The state park administration formally recommends an hourlong tube course running from the parking area and trail head at Bunker Hill Road along about a mile of river to a less official site, the popular swimming hole known locally as Hobo Beach. It’s just past the bridge carrying York Road over the Gunpowder, and has a broad, sunny lawn running from the road down to the river bank. It’s quite the hike over land from one site to the other, so your best bet is to park a return vehicle at the downstream end of the tube trip (there’s parking next to the bridge) or arrange for someone to pick you up when you arrive. These are both nice places to begin and end a tubing trip—grassy, sloping banks make it easy to get your tube in and out of the water—but they are far from the only options.

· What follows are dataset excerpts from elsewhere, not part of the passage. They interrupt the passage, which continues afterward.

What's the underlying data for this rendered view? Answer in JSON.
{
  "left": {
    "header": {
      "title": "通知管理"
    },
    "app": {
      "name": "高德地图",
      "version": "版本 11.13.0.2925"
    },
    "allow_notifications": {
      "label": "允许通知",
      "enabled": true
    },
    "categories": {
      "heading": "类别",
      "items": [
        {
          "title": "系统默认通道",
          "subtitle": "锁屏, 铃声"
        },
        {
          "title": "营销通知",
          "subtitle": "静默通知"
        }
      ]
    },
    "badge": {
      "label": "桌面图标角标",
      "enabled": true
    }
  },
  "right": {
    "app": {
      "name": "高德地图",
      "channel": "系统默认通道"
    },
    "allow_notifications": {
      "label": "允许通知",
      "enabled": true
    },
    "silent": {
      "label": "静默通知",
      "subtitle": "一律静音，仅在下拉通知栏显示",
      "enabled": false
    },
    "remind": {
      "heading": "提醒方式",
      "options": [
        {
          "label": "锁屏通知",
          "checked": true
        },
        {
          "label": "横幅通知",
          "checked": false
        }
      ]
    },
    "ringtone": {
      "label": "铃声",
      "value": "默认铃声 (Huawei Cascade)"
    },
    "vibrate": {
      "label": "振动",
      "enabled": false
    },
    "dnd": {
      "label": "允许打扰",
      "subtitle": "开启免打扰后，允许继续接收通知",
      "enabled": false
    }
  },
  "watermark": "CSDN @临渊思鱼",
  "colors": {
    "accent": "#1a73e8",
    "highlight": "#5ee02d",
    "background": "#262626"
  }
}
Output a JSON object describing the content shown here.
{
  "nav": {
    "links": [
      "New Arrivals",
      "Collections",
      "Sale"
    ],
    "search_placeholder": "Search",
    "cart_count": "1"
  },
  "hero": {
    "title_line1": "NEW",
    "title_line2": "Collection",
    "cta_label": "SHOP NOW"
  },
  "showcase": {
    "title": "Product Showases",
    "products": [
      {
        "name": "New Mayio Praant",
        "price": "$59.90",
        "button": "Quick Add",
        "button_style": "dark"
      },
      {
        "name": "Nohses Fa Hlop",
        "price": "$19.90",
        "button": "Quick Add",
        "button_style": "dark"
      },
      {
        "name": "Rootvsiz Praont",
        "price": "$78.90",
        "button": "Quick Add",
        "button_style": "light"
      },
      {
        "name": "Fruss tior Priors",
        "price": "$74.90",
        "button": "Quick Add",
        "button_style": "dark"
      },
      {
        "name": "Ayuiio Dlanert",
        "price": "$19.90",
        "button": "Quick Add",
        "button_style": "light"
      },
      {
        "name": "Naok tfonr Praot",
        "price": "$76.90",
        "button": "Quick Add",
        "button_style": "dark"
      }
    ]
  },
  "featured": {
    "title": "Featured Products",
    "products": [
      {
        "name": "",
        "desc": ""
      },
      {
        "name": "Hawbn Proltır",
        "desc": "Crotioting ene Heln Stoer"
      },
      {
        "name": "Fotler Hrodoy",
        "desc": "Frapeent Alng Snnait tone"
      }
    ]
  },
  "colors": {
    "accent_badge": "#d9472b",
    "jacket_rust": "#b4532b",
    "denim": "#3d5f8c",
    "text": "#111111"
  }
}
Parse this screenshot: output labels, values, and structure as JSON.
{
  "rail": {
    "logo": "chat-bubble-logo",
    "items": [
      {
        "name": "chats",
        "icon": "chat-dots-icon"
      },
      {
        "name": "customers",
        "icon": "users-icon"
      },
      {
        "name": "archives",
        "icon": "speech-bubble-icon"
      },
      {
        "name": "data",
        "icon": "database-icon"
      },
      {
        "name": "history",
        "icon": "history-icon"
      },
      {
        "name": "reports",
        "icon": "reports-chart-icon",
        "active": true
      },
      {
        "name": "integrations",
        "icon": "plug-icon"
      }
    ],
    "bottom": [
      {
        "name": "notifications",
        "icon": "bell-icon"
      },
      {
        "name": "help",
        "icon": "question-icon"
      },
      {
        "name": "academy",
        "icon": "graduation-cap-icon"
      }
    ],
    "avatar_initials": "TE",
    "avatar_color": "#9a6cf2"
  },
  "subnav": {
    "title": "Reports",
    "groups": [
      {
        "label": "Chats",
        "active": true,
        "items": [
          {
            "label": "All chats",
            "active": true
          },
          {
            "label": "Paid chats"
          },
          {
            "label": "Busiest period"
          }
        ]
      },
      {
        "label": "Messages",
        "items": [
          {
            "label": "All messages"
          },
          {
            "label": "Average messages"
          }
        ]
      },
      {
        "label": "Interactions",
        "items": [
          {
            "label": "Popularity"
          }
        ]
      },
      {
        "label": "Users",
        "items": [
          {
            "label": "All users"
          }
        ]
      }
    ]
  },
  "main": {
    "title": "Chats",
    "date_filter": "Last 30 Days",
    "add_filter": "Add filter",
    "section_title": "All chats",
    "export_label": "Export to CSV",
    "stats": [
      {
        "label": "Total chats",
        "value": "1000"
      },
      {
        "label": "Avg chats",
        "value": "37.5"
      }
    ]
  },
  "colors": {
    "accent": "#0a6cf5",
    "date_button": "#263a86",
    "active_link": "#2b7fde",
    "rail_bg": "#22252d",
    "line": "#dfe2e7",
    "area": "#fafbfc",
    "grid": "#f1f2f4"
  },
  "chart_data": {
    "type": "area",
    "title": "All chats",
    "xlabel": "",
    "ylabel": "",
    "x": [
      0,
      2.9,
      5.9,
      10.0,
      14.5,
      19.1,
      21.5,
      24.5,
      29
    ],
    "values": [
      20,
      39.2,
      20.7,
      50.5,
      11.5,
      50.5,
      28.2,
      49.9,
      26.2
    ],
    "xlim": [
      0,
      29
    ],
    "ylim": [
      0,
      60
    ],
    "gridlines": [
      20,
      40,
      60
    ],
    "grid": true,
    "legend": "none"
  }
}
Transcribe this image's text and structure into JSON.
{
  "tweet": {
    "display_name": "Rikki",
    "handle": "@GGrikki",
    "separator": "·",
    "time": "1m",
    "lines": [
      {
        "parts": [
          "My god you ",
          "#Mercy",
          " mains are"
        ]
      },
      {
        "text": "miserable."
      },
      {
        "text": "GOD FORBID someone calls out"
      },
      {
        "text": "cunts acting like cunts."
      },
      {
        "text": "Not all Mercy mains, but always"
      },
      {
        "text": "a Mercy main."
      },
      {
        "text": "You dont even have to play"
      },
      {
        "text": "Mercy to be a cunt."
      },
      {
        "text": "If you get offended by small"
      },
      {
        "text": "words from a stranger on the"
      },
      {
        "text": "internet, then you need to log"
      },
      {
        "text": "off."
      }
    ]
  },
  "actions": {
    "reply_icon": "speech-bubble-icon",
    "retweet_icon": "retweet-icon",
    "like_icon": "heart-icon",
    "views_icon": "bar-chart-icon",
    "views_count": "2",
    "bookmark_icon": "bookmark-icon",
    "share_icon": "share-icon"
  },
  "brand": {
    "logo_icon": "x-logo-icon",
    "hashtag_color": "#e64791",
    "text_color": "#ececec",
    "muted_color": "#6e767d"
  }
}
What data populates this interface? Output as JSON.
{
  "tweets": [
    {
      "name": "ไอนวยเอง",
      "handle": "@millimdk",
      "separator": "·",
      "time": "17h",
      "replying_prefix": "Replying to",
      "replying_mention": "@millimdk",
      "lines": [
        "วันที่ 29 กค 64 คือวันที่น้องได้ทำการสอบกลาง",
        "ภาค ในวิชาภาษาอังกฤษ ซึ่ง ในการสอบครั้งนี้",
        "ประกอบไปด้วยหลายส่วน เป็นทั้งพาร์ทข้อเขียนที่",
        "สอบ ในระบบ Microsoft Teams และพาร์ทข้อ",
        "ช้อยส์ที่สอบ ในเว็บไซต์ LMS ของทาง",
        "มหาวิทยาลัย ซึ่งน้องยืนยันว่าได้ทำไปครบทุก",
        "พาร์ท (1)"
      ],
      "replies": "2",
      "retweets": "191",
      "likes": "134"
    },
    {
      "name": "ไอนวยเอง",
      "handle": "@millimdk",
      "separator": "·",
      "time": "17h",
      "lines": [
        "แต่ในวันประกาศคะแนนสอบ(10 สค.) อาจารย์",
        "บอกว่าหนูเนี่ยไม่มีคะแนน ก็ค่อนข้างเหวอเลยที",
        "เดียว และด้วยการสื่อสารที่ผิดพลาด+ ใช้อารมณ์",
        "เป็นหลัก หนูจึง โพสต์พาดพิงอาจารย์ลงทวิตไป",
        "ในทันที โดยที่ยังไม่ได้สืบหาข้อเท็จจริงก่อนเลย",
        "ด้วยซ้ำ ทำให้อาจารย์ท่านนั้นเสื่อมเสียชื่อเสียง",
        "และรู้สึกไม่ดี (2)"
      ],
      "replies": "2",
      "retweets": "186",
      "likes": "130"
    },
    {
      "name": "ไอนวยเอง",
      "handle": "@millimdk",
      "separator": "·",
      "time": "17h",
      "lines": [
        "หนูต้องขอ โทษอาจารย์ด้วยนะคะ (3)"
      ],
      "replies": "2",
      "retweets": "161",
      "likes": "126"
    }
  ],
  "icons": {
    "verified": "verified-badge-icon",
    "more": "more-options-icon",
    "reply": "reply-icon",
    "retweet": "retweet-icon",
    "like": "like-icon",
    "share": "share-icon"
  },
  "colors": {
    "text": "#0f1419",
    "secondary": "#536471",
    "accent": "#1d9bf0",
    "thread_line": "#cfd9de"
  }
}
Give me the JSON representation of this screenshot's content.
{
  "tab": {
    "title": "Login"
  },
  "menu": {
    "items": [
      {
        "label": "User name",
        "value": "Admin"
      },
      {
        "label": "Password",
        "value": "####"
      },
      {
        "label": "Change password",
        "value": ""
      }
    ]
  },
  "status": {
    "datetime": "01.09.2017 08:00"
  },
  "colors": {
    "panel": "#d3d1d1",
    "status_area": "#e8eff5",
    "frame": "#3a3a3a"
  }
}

Since the entire length of the Gunpowder is technically a state park, you can park and put in anywhere the river crosses a road. South of Hobo Beach and within the Hereford Area of the park, the river meanders a course more or less parallel to York Road before flowing into Loch Raven Reservoir (where tubing is technically not allowed). There are many excellent entry and exit points for tubing excursions along this corridor. Recommended spots include Monkton Road—a good choice for those needing to rent tubes from the nearby bike shop—Corbett Road, Upper and Lower Glencoe roads, Sparks Road, and Phoenix Road. One favorite float begins at Monkton Road and ends at Lower Glencoe; another goes from Upper Glencoe to Phoenix. Either trip takes about three hours. If you want to supersize your float, one mega-tubing trip goes from Monkton or Corbett all the way down to Phoenix Road, a good five- to six-hour sojourn. Better bring that cast-iron ass.